De derde aanval die HRW onderzocht, vond plaats op 15 mei, waarbij een Israëlische luchtaanval een gebouw van drie verdiepingen in het vluchtelingenkamp Shati in Gaza verwoestte. Bij de staking kwamen tien mensen om het leven, onder wie twee vrouwen en acht kinderen.
HRW-onderzoekers stelden vast dat het gebouw werd geraakt door een in de VS gemaakte geleide raket. Het zei dat Israël heeft gezegd dat hoge Hamas-functionarissen zich in het gebouw verstopten. Maar de groep zei dat er geen bewijs is van een militair doelwit op of nabij de locatie en riep op tot een onderzoek naar de vraag of er een legitiem militair doel was en dat alle haalbare voorzorgsmaatregelen werden genomen om burgerslachtoffers te voorkomen.
Het conflict in mei was de vierde oorlog tussen Israël en Hamas sinds de islamitische militante groepering, die zich verzet tegen het bestaan van Israël, de controle over Gaza in 2007 overnam. Human Rights Watch, andere mensenrechtenorganisaties en VN-functionarissen hebben beide partijen beschuldigd van het plegen van oorlogsmisdaden in heel Europa. de conflicten.
Begin dit jaar beschuldigde HRW Israël ervan schuldig te zijn aan internationale misdaden van apartheid en vervolging vanwege het discriminerende beleid jegens Palestijnen, zowel binnen Israël als op de bezette Westelijke Jordaanoever en de Gazastrook. Israël verwierp de beschuldigingen.

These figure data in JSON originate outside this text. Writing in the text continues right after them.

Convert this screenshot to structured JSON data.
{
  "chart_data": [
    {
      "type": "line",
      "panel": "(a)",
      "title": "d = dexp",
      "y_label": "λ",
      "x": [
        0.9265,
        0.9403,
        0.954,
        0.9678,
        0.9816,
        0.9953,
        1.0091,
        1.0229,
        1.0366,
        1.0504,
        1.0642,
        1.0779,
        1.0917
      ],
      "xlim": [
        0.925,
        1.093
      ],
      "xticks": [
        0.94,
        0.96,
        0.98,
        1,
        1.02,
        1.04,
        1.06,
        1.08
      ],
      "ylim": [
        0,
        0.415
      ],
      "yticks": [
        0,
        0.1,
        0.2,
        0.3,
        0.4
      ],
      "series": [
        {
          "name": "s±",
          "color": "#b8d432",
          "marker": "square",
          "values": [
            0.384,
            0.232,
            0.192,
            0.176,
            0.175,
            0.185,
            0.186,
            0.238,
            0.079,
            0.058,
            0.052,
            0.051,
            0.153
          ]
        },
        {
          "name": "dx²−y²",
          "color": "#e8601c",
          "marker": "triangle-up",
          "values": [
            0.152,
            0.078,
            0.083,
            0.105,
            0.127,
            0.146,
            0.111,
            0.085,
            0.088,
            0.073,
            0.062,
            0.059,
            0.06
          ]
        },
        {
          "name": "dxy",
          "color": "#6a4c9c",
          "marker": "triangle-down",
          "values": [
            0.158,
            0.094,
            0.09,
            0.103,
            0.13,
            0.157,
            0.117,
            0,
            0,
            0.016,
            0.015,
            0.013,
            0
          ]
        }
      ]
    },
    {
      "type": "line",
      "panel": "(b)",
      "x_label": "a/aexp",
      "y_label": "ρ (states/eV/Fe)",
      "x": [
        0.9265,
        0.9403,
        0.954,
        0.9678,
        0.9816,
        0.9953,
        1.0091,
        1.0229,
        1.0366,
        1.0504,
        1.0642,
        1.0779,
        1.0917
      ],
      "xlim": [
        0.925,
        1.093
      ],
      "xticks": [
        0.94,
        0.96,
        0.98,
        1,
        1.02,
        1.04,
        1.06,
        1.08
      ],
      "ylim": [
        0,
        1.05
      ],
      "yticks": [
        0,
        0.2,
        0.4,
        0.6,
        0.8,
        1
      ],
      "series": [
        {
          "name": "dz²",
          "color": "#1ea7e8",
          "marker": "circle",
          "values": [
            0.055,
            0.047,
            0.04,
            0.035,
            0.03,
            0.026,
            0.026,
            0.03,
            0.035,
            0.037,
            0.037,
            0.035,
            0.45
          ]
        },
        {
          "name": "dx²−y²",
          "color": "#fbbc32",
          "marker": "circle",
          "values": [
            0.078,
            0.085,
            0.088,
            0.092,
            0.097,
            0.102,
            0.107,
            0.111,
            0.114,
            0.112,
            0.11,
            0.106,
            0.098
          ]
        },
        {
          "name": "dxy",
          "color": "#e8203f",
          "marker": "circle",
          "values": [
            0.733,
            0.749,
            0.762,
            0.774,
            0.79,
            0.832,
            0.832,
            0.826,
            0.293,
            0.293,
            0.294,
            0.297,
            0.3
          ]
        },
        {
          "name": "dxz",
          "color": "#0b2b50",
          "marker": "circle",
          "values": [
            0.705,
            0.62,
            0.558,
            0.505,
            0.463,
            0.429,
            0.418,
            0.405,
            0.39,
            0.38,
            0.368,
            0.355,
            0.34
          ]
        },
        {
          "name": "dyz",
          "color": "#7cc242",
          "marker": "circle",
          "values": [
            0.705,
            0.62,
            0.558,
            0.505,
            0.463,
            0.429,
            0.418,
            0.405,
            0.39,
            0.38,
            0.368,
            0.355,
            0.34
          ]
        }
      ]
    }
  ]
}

In het rapport van dinsdag riep het de Verenigde Staten op om de veiligheidsbijstand aan Israël afhankelijk te stellen van het nemen van concrete en verifieerbare maatregelen om te voldoen aan de internationale mensenrechtenwetgeving en om misstanden in het verleden te onderzoeken.
Het riep het ICC ook op om de recente Gaza-oorlog te betrekken bij het lopende onderzoek naar mogelijke oorlogsmisdaden door Israël en Palestijnse militante groeperingen. Israël erkent de jurisdictie van de rechtbank niet en zegt dat het in staat is om elk mogelijk wangedrag door zijn leger te onderzoeken en dat het ICC-onderzoek oneerlijk en politiek gemotiveerd is.